Dr. Anjali Mahto On Dealing With Adult Acne
Adult acne is a complex skincare concern with varying degrees of severity and a whole host of triggers. We spoke to Dr. Anjali Mahto, consultant dermatologist at Skin55 about her personal experience and what she advises for anyone suffering with adult acne…
My Journey With Acne
In my younger years, I really abused my skin and constantly washed it to remove oil and greasiness, which led to irritation and spots. The acne I was experiencing was nodulocystic acne (small, inflamed red bumps) which was never going to respond with face washes and cleansers. After several failed attempts with prescribed topical creams and oral antibiotics from my GP, I visited a dermatologist who recommended isotretinioin (or roaccutane). My mum was worried about the side effects but after another unsuccessful bout of antibiotics, I underwent a course and was able to start university with clear skin.
Unfortunately, my acne journey didn’t end there. In my 20s I was diagnosed with polycystic ovarian syndrome (PCOS) and my acne returned. I’m now 41 and a consultant dermatologist which has allowed me to have a better understanding of acne. It’s a chronic condition which waxes and wanes over time but I don't dare hope, even doing the job I do, that there will ever be a permanent cure.
Adult Acne Is More Common Than You Think
As you can see from my own journey, I've had a long-standing relationship with acne. Those with adult acne tend to have higher treatment failure rates when compared with conventional acne medications, and we are starting to understand the psychological burden it can cause too. For me personally, acne has affected my confidence and self-esteem – particularly as people expect their dermatologist to have perfect skin. Over the years, I have learnt to live with my acne and accept that my skin will be up and down. Being careful with my own skincare routine helps and I’m conscious of not allowing how I feel about my skin take over my life.
The Acne-Fighting Ingredients To Look Out For
There is no fail-safe method of preventing acne as much of it comes down to your hormones and genetics, however there are some things that can help. Making sure you have a well thought-out and consistent skincare routine is a good start. It’s also worth keeping your diet in check and minimising stress levels. Do remember acne can still develop despite suitable lifestyle changes though. When it comes to skincare, there are some ingredients that can significantly help. These include, salicylic acid, benzoyl peroxide, niacinamide, vitamin A, sulphur, and tea tree oil. You can also use ingredients to help to calm inflammation and reduce the appearance or post-breakout marks and scars such as AHAs (glycolic acid, lactic acid, mandelic acid), vitamin C, azelaic acid and arbutin. All of these ingredients can be incorporated into cleansers, toners or serums deepening on your preference.

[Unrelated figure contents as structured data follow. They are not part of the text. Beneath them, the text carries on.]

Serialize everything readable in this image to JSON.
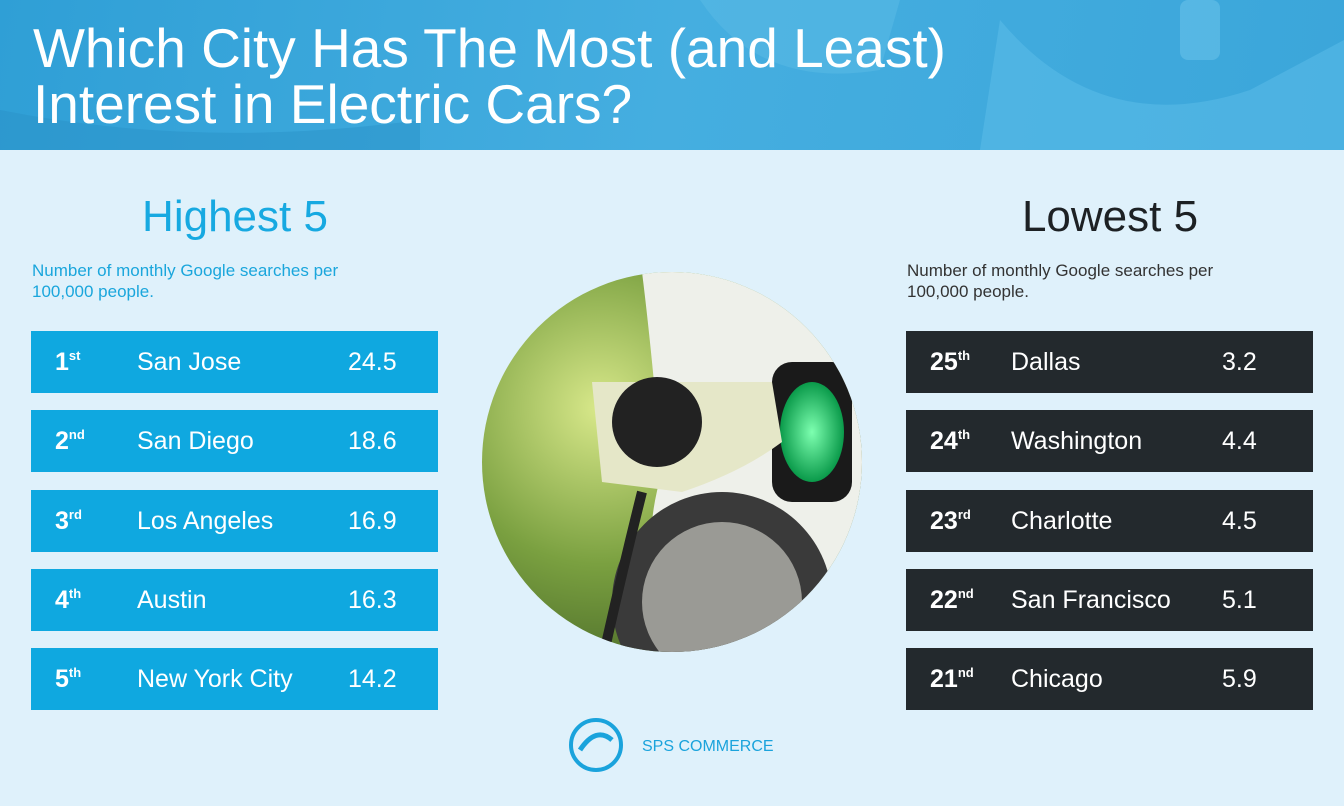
{
  "header": {
    "title_lines": [
      "Which City Has The Most (and Least)",
      "Interest in Electric Cars?"
    ]
  },
  "highest": {
    "title": "Highest 5",
    "subtitle": "Number of monthly Google searches per 100,000 people.",
    "rows": [
      {
        "rank": "1",
        "suffix": "st",
        "city": "San Jose",
        "value": 24.5
      },
      {
        "rank": "2",
        "suffix": "nd",
        "city": "San Diego",
        "value": 18.6
      },
      {
        "rank": "3",
        "suffix": "rd",
        "city": "Los Angeles",
        "value": 16.9
      },
      {
        "rank": "4",
        "suffix": "th",
        "city": "Austin",
        "value": 16.3
      },
      {
        "rank": "5",
        "suffix": "th",
        "city": "New York City",
        "value": 14.2
      }
    ]
  },
  "lowest": {
    "title": "Lowest 5",
    "subtitle": "Number of monthly Google searches per 100,000 people.",
    "rows": [
      {
        "rank": "25",
        "suffix": "th",
        "city": "Dallas",
        "value": 3.2
      },
      {
        "rank": "24",
        "suffix": "th",
        "city": "Washington",
        "value": 4.4
      },
      {
        "rank": "23",
        "suffix": "rd",
        "city": "Charlotte",
        "value": 4.5
      },
      {
        "rank": "22",
        "suffix": "nd",
        "city": "San Francisco",
        "value": 5.1
      },
      {
        "rank": "21",
        "suffix": "nd",
        "city": "Chicago",
        "value": 5.9
      }
    ]
  },
  "footer": {
    "logo_text": "SPS COMMERCE"
  }
}
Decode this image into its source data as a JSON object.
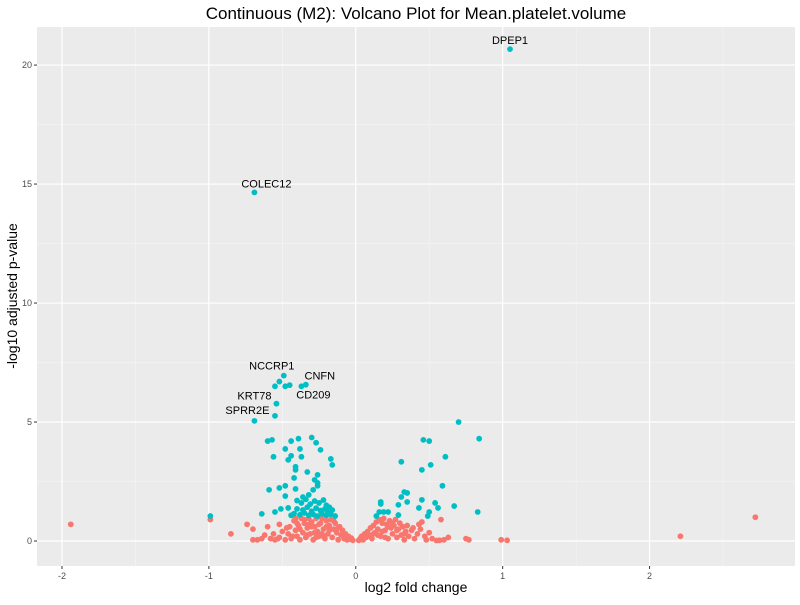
{
  "chart_data": {
    "type": "scatter",
    "title": "Continuous (M2): Volcano Plot for Mean.platelet.volume",
    "xlabel": "log2 fold change",
    "ylabel": "-log10 adjusted p-value",
    "xlim": [
      -2.17,
      2.99
    ],
    "ylim": [
      -1.05,
      21.6
    ],
    "x_ticks": [
      -2,
      -1,
      0,
      1,
      2
    ],
    "x_tick_labels": [
      "-2",
      "-1",
      "0",
      "1",
      "2"
    ],
    "y_ticks": [
      0,
      5,
      10,
      15,
      20
    ],
    "y_tick_labels": [
      "0",
      "5",
      "10",
      "15",
      "20"
    ],
    "grid": true,
    "colors": {
      "significant": "#00BFC4",
      "not_significant": "#F8766D",
      "panel": "#EBEBEB"
    },
    "labels": [
      {
        "text": "DPEP1",
        "x": 1.05,
        "y": 20.67
      },
      {
        "text": "COLEC12",
        "x": -0.69,
        "y": 14.65
      },
      {
        "text": "NCCRP1",
        "x": -0.49,
        "y": 6.95
      },
      {
        "text": "CNFN",
        "x": -0.34,
        "y": 6.57
      },
      {
        "text": "KRT78",
        "x": -0.54,
        "y": 5.77
      },
      {
        "text": "CD209",
        "x": -0.37,
        "y": 6.5
      },
      {
        "text": "SPRR2E",
        "x": -0.69,
        "y": 5.05
      }
    ],
    "series": [
      {
        "name": "significant",
        "points": [
          [
            1.05,
            20.67
          ],
          [
            -0.69,
            14.65
          ],
          [
            -0.49,
            6.95
          ],
          [
            -0.34,
            6.57
          ],
          [
            -0.37,
            6.5
          ],
          [
            -0.55,
            6.5
          ],
          [
            -0.52,
            6.7
          ],
          [
            -0.48,
            6.5
          ],
          [
            -0.45,
            6.55
          ],
          [
            -0.54,
            5.77
          ],
          [
            -0.55,
            5.26
          ],
          [
            -0.69,
            5.05
          ],
          [
            -0.6,
            4.2
          ],
          [
            -0.57,
            4.25
          ],
          [
            -0.44,
            4.2
          ],
          [
            -0.39,
            4.3
          ],
          [
            -0.3,
            4.35
          ],
          [
            -0.27,
            4.13
          ],
          [
            -0.24,
            3.83
          ],
          [
            -0.48,
            3.87
          ],
          [
            -0.38,
            3.87
          ],
          [
            -0.56,
            3.54
          ],
          [
            -0.46,
            3.41
          ],
          [
            -0.44,
            3.58
          ],
          [
            -0.37,
            3.54
          ],
          [
            -0.41,
            3.12
          ],
          [
            -0.41,
            2.99
          ],
          [
            -0.33,
            2.9
          ],
          [
            -0.17,
            3.45
          ],
          [
            -0.16,
            3.2
          ],
          [
            -0.42,
            2.65
          ],
          [
            -0.26,
            2.78
          ],
          [
            -0.28,
            2.57
          ],
          [
            -0.26,
            2.44
          ],
          [
            -0.26,
            2.32
          ],
          [
            -0.52,
            2.23
          ],
          [
            -0.48,
            2.32
          ],
          [
            -0.59,
            2.15
          ],
          [
            -0.41,
            2.19
          ],
          [
            -0.29,
            2.15
          ],
          [
            -0.48,
            1.89
          ],
          [
            -0.36,
            1.85
          ],
          [
            -0.32,
            1.94
          ],
          [
            -0.55,
            1.22
          ],
          [
            -0.51,
            1.35
          ],
          [
            -0.46,
            1.39
          ],
          [
            -0.64,
            1.14
          ],
          [
            -0.99,
            1.05
          ],
          [
            -0.4,
            1.7
          ],
          [
            -0.37,
            1.6
          ],
          [
            -0.34,
            1.75
          ],
          [
            -0.31,
            1.55
          ],
          [
            -0.28,
            1.68
          ],
          [
            -0.25,
            1.6
          ],
          [
            -0.22,
            1.72
          ],
          [
            -0.2,
            1.5
          ],
          [
            -0.18,
            1.42
          ],
          [
            -0.4,
            1.35
          ],
          [
            -0.36,
            1.3
          ],
          [
            -0.33,
            1.42
          ],
          [
            -0.3,
            1.25
          ],
          [
            -0.27,
            1.38
          ],
          [
            -0.24,
            1.28
          ],
          [
            -0.21,
            1.35
          ],
          [
            -0.19,
            1.2
          ],
          [
            -0.16,
            1.3
          ],
          [
            -0.42,
            1.15
          ],
          [
            -0.38,
            1.1
          ],
          [
            -0.35,
            1.18
          ],
          [
            -0.32,
            1.08
          ],
          [
            -0.29,
            1.12
          ],
          [
            -0.26,
            1.05
          ],
          [
            -0.23,
            1.15
          ],
          [
            -0.2,
            1.08
          ],
          [
            -0.17,
            1.12
          ],
          [
            -0.14,
            1.05
          ],
          [
            -0.44,
            1.08
          ],
          [
            0.7,
            5.0
          ],
          [
            0.84,
            4.3
          ],
          [
            0.46,
            4.25
          ],
          [
            0.5,
            4.2
          ],
          [
            0.61,
            3.54
          ],
          [
            0.31,
            3.33
          ],
          [
            0.51,
            3.2
          ],
          [
            0.45,
            2.99
          ],
          [
            0.59,
            2.32
          ],
          [
            0.33,
            2.06
          ],
          [
            0.35,
            2.02
          ],
          [
            0.31,
            1.85
          ],
          [
            0.45,
            1.73
          ],
          [
            0.54,
            1.6
          ],
          [
            0.35,
            1.64
          ],
          [
            0.29,
            1.52
          ],
          [
            0.17,
            1.64
          ],
          [
            0.17,
            1.56
          ],
          [
            0.43,
            1.39
          ],
          [
            0.56,
            1.39
          ],
          [
            0.67,
            1.47
          ],
          [
            0.83,
            1.22
          ],
          [
            0.16,
            1.22
          ],
          [
            0.19,
            1.22
          ],
          [
            0.22,
            1.22
          ],
          [
            0.29,
            1.09
          ],
          [
            0.14,
            1.05
          ],
          [
            0.5,
            1.22
          ],
          [
            0.49,
            1.05
          ]
        ]
      },
      {
        "name": "not_significant",
        "points": [
          [
            -1.94,
            0.7
          ],
          [
            -0.99,
            0.9
          ],
          [
            -0.85,
            0.3
          ],
          [
            2.21,
            0.2
          ],
          [
            2.72,
            1.0
          ],
          [
            0.99,
            0.05
          ],
          [
            1.03,
            0.03
          ],
          [
            0.75,
            0.1
          ],
          [
            0.77,
            0.05
          ],
          [
            0.6,
            0.05
          ],
          [
            0.55,
            0.02
          ],
          [
            0.57,
            0.03
          ],
          [
            0.63,
            0.15
          ],
          [
            -0.74,
            0.7
          ],
          [
            -0.7,
            0.5
          ],
          [
            -0.7,
            0.05
          ],
          [
            -0.67,
            0.05
          ],
          [
            -0.64,
            0.1
          ],
          [
            -0.62,
            0.25
          ],
          [
            -0.6,
            0.6
          ],
          [
            -0.58,
            0.1
          ],
          [
            -0.55,
            0.05
          ],
          [
            -0.52,
            0.7
          ],
          [
            -0.52,
            0.15
          ],
          [
            -0.5,
            0.4
          ],
          [
            -0.48,
            0.05
          ],
          [
            -0.46,
            0.3
          ],
          [
            -0.45,
            0.6
          ],
          [
            -0.44,
            0.1
          ],
          [
            -0.42,
            0.85
          ],
          [
            -0.41,
            0.45
          ],
          [
            -0.4,
            0.2
          ],
          [
            -0.39,
            0.65
          ],
          [
            -0.38,
            0.05
          ],
          [
            -0.37,
            0.95
          ],
          [
            -0.36,
            0.35
          ],
          [
            -0.35,
            0.75
          ],
          [
            -0.34,
            0.15
          ],
          [
            -0.33,
            0.55
          ],
          [
            -0.32,
            0.95
          ],
          [
            -0.31,
            0.3
          ],
          [
            -0.3,
            0.8
          ],
          [
            -0.29,
            0.05
          ],
          [
            -0.28,
            0.6
          ],
          [
            -0.27,
            0.95
          ],
          [
            -0.26,
            0.4
          ],
          [
            -0.25,
            0.2
          ],
          [
            -0.24,
            0.75
          ],
          [
            -0.23,
            0.95
          ],
          [
            -0.22,
            0.5
          ],
          [
            -0.21,
            0.1
          ],
          [
            -0.2,
            0.85
          ],
          [
            -0.19,
            0.3
          ],
          [
            -0.18,
            0.65
          ],
          [
            -0.17,
            0.9
          ],
          [
            -0.16,
            0.15
          ],
          [
            -0.15,
            0.5
          ],
          [
            -0.14,
            0.75
          ],
          [
            -0.13,
            0.35
          ],
          [
            -0.12,
            0.05
          ],
          [
            -0.11,
            0.6
          ],
          [
            -0.1,
            0.25
          ],
          [
            -0.09,
            0.45
          ],
          [
            -0.08,
            0.1
          ],
          [
            -0.07,
            0.3
          ],
          [
            -0.06,
            0.05
          ],
          [
            -0.05,
            0.2
          ],
          [
            -0.04,
            0.08
          ],
          [
            -0.03,
            0.12
          ],
          [
            -0.02,
            0.03
          ],
          [
            -0.38,
            0.5
          ],
          [
            -0.33,
            0.25
          ],
          [
            -0.28,
            0.35
          ],
          [
            -0.23,
            0.3
          ],
          [
            -0.18,
            0.45
          ],
          [
            -0.3,
            0.6
          ],
          [
            -0.25,
            0.7
          ],
          [
            -0.2,
            0.6
          ],
          [
            -0.35,
            0.9
          ],
          [
            -0.27,
            0.15
          ],
          [
            -0.43,
            0.2
          ],
          [
            -0.47,
            0.55
          ],
          [
            -0.56,
            0.3
          ],
          [
            -0.53,
            0.1
          ],
          [
            -0.41,
            0.95
          ],
          [
            -0.15,
            0.85
          ],
          [
            -0.12,
            0.55
          ],
          [
            -0.22,
            0.2
          ],
          [
            -0.32,
            0.7
          ],
          [
            -0.4,
            0.75
          ],
          [
            0.02,
            0.03
          ],
          [
            0.03,
            0.1
          ],
          [
            0.04,
            0.2
          ],
          [
            0.05,
            0.05
          ],
          [
            0.06,
            0.3
          ],
          [
            0.07,
            0.15
          ],
          [
            0.08,
            0.4
          ],
          [
            0.09,
            0.25
          ],
          [
            0.1,
            0.55
          ],
          [
            0.11,
            0.1
          ],
          [
            0.12,
            0.65
          ],
          [
            0.13,
            0.35
          ],
          [
            0.14,
            0.8
          ],
          [
            0.15,
            0.5
          ],
          [
            0.16,
            0.9
          ],
          [
            0.17,
            0.2
          ],
          [
            0.18,
            0.75
          ],
          [
            0.19,
            0.95
          ],
          [
            0.2,
            0.45
          ],
          [
            0.21,
            0.7
          ],
          [
            0.22,
            0.1
          ],
          [
            0.23,
            0.85
          ],
          [
            0.24,
            0.55
          ],
          [
            0.25,
            0.3
          ],
          [
            0.26,
            0.65
          ],
          [
            0.27,
            0.9
          ],
          [
            0.28,
            0.15
          ],
          [
            0.29,
            0.5
          ],
          [
            0.3,
            0.75
          ],
          [
            0.31,
            0.25
          ],
          [
            0.32,
            0.6
          ],
          [
            0.33,
            0.05
          ],
          [
            0.34,
            0.4
          ],
          [
            0.35,
            0.65
          ],
          [
            0.36,
            0.2
          ],
          [
            0.38,
            0.45
          ],
          [
            0.4,
            0.1
          ],
          [
            0.42,
            0.3
          ],
          [
            0.44,
            0.5
          ],
          [
            0.45,
            0.8
          ],
          [
            0.47,
            0.2
          ],
          [
            0.48,
            0.05
          ],
          [
            0.5,
            0.35
          ],
          [
            0.52,
            0.1
          ],
          [
            0.15,
            0.25
          ],
          [
            0.2,
            0.15
          ],
          [
            0.25,
            0.75
          ],
          [
            0.18,
            0.4
          ],
          [
            0.12,
            0.3
          ],
          [
            0.28,
            0.45
          ],
          [
            0.22,
            0.6
          ],
          [
            0.1,
            0.2
          ],
          [
            0.33,
            0.3
          ],
          [
            0.39,
            0.55
          ],
          [
            0.43,
            0.7
          ],
          [
            0.58,
            0.9
          ]
        ]
      }
    ]
  }
}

Finding A Routine That Works
Although it has become popular to use multiple products both morning and night, I opt for a pared-back approach. Without fail, I cleanse my skin twice a day with a cleanser that’s targeted towards oily and acne-prone skin like the Kate Somerville EradiKate Daily Foaming Cleanser, $49.50. During the day, I’ll use an oil-free, gel-based moisturiser underneath SPF. At night, I thoroughly cleanse my skin and follow with a prescription-strength retinoid and glycolic serum on alternate nights. I find that less is ultimately more, and I avoid layering lots of products.
When To Seek Help
While acne is a treatable condition and can be managed with the right skincare, sometimes medical input is necessary. If your skin is getting considerably worse, starting to leave significant marks or, having an impact on your mental health, it’s time to speak to a medical professional. No one should have to suffer because of their skin and it’s not up to anyone else to underestimate how you feel or how it affects you.
Your GP should be your first port of call as they can help assess and diagnose. They may suggest various topical treatments and oral antibiotics. If an improvement isn’t seen after a certain period of time, they may refer you to a dermatologist to discuss other treatment options. If your finances allow, you can arrange to see a consultant dermatologist privately from the off. It can be easy to spend lots of time and money on skincare which may not work, so seeking professional advice early on can be a good idea.